Un séminaire d'entreprise est-il, par définition, une certaine vision de l'Enfer ?
Salut à tous·tes, nous sommes le samedi 11 avril 2026 et si vous êtes dans l’espace, il serait temps de vérifier vos réservoirs d’oxygène, sait-on jamais.
À lire 📚 : l’histoire totalement déjantée du pire séminaire d’entreprise de l’Histoire
À écouter 🎧 : retour en 2015 avec le seul titre de variété qui ait valu le coup cette année-là
À voir 👀 : le premier film du britannique Dev Patel, un petit bijou d’action (bien) inspiré
Bonne lecture, et merci de lire les Recos du Samedi !

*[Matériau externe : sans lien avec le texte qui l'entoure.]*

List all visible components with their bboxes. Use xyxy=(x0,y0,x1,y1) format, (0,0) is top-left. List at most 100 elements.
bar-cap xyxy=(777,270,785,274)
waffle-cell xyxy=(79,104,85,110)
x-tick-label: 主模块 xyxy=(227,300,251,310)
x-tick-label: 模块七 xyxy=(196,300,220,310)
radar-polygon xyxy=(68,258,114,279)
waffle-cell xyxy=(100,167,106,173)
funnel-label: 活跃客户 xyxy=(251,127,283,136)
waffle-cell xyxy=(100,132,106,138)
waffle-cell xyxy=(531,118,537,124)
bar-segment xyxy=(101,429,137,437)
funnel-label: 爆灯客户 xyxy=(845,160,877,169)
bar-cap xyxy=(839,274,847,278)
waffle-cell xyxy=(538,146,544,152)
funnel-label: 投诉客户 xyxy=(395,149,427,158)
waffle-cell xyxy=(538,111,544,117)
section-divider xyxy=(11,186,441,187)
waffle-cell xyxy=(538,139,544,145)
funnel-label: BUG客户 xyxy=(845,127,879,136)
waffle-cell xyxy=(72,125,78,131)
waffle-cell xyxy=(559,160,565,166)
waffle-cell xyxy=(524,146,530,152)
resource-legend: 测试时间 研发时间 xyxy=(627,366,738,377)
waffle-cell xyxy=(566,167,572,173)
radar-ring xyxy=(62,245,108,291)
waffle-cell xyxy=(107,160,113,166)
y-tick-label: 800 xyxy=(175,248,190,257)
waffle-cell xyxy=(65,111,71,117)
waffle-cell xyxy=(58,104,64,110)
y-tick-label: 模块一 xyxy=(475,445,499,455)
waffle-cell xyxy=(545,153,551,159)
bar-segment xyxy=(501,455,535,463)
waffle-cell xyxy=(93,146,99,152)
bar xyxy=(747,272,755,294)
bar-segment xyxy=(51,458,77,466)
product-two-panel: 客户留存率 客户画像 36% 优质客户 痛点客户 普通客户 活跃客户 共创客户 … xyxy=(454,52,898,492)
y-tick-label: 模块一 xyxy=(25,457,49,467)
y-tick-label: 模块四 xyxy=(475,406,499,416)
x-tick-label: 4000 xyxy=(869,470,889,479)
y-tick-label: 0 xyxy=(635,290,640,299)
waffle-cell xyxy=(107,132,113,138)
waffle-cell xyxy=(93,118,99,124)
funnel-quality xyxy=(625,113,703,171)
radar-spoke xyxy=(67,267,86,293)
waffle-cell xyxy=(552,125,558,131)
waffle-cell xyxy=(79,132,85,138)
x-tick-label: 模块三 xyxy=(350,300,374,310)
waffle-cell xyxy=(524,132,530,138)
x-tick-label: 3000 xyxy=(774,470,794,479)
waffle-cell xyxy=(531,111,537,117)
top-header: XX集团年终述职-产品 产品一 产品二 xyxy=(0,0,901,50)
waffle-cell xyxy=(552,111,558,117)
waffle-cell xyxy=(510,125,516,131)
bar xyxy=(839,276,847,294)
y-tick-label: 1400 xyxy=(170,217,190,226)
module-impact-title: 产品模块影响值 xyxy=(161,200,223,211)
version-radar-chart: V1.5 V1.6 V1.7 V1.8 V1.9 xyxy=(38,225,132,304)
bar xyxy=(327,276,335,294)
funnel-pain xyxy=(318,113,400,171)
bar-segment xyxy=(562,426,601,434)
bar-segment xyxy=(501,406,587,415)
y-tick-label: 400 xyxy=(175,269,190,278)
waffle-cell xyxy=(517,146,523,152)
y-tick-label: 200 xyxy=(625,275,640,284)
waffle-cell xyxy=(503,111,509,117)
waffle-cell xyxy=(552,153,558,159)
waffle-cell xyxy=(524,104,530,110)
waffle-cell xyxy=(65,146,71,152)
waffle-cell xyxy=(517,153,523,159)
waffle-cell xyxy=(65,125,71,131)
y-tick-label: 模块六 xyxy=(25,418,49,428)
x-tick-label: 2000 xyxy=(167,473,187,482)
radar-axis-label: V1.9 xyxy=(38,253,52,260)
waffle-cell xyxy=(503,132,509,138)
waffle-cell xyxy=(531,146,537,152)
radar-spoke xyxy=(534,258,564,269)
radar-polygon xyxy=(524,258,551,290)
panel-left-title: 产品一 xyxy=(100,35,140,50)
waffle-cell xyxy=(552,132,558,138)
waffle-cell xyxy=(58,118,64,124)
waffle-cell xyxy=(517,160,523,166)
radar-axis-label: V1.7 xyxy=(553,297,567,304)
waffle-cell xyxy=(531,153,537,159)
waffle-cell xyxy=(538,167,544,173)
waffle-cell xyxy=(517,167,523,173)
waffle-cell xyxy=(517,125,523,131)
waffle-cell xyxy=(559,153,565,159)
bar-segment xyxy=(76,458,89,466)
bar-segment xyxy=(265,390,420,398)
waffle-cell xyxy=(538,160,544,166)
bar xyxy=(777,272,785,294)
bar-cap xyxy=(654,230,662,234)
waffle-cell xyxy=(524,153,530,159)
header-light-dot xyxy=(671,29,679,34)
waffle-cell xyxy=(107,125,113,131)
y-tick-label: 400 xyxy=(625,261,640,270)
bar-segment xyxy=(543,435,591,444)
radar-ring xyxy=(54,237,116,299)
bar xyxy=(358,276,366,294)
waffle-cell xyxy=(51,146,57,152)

Y’A DE QUOI PLEX. En 2017, les dirigeants de Plex — une plateforme de streaming gratuite — ont eu une idée géniale : organiser un team building d’une semaine dans un paradis tropical. Direction le Honduras pour les 120 employé·e·s de la boîte, façon “Survivor” (le Koh-Lanta des States), avec un budget de 500 000 $. Tout était planifié dans les moindres détails. Et rien ne s’est passé comme prévu, entre des exercices style Navy Seals, un porc-épic vicieux, une intoxication alimentaire et une seringue plantée dans les fesses d’une employée. Dix ans plus tard, la journaliste Ellen Gamerman exhume cette histoire pour le Wall Street Journal — c’est ma reco à lire 📚 cette semaine (en anglais, traduction dispo).

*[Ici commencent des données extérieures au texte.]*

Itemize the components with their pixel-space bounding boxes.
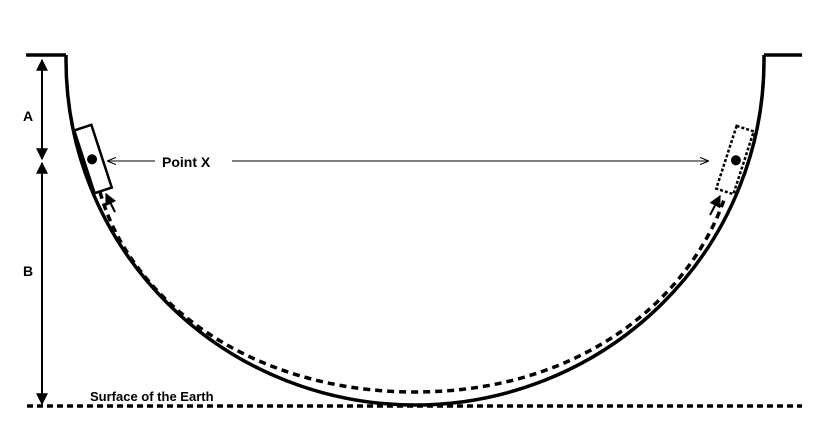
earth-surface-label: Surface of the Earth: [90, 389, 214, 404]
path-arrow-left: [105, 192, 117, 213]
block-end-center: [730, 155, 741, 166]
point-x-label: Point X: [162, 154, 211, 170]
block-start: [72, 123, 114, 195]
path-of-motion: [98, 191, 727, 394]
dimension-a-label: A: [23, 108, 33, 124]
block-start-center: [87, 154, 98, 165]
dimension-b-label: B: [23, 263, 33, 279]
path-arrow-right: [709, 194, 721, 216]
ramp-curve: [64, 55, 766, 407]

Les vraies images de l'entraînement façon Navy Seals des émployé·e·s pendant le séminaire. Le sable était à 37°C et le groupe a failli y rester. Crédit : Moniker Partners.

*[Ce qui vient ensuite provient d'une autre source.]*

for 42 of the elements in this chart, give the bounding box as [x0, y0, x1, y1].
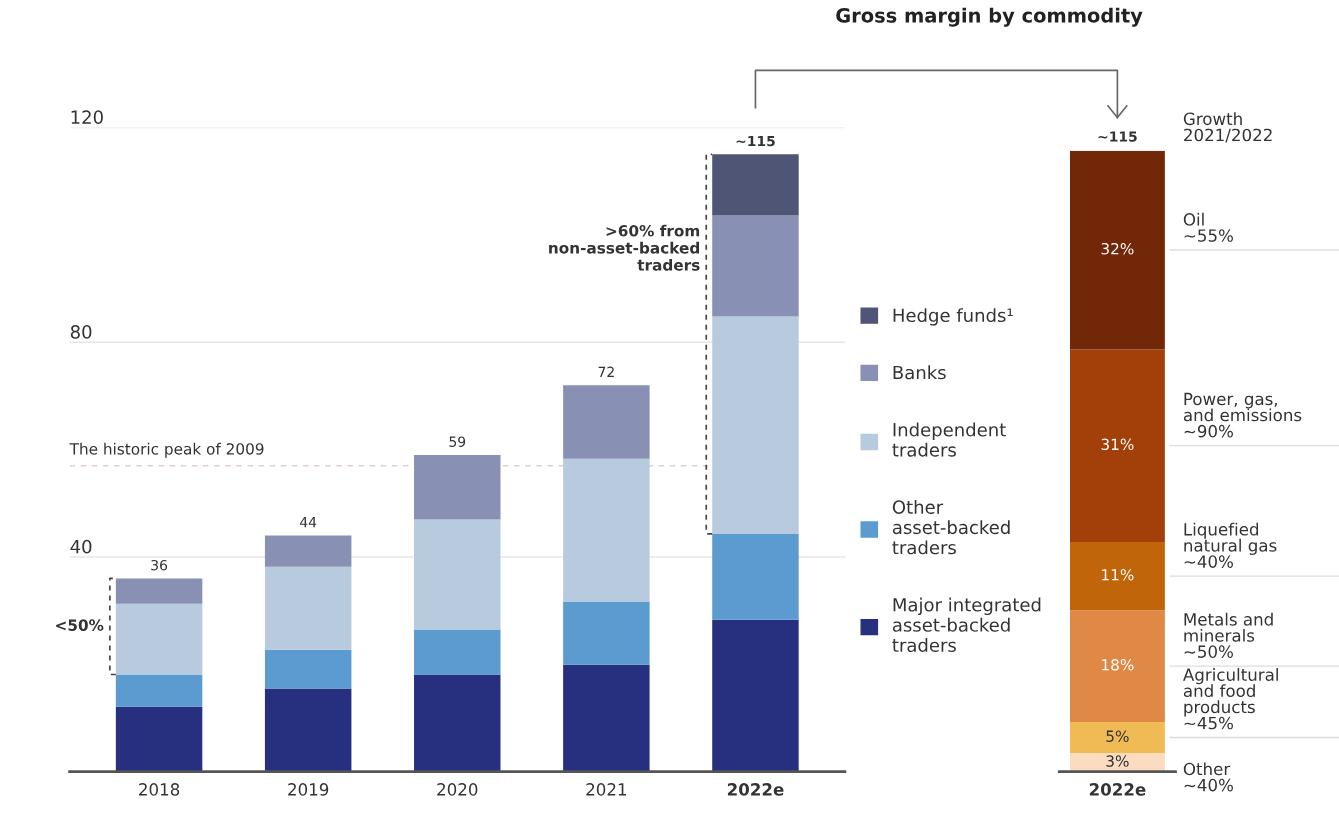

E.COLI D’IMMUNITÉ. “Les séminaires d’entreprise sont généralement vus comme de la torture, ou des événements a minima stressant”, écrit la journaliste, faisant référence à la série Jury Duty (à voir), dont la dernière saison parodie un team building. “Dans la vraie vie, Plexcon 2017 surpasse tout ce qu’on peut voir à la télé.” Le ton est donné dès la veille du séjour. Sean, le CEO de Plex, se rend sur place pour finaliser les préparatifs. “Là-bas, tout est frit”, témoigne-t-il. “En gros, les gens me disent : “Surtout, ne mange pas les légumes. Ne mange pas les légumes.” Mais j’ai envie d’une salade. Rien qu’une petite salade. Et c’est comme ça que j’ai chopé la bactérie E. Coli — probablement la pire chose que vous puissiez un jour contracter.” Voilà pour le teasing.
VIVE LE BUREAU. Ce qui rend l’article si bon, c’est qu’Ellen Gamerman s’est retrouvée avec une histoire digne de la série The Office… et qu’elle a décidé de raconter comme si c’était un épisode de la célèbre sitcom. Les galères s’enchaînent, plus ubuesques les unes que les autres. Les témoignages se succèdent comme les interviews face caméra chez Dunder Mifflin. Ajoutant à l’absurdité de l’histoire, qui devient encore plus drôles. Dernier morceau choisi : la centaine d’employé·e·s doit quitter une île avant la nuit, dans de petits avions. Greta se souvient : “Avec l’une de mes collègues […] on s’est dit : “Bon, ben on va sûrement les dernières à partir, tant pis”.” Commentaire de Sean, son patron : “On n’a pas pu partir. Deux des avions n’ont pas réussi à décoller.” Légendaire, je vous dis.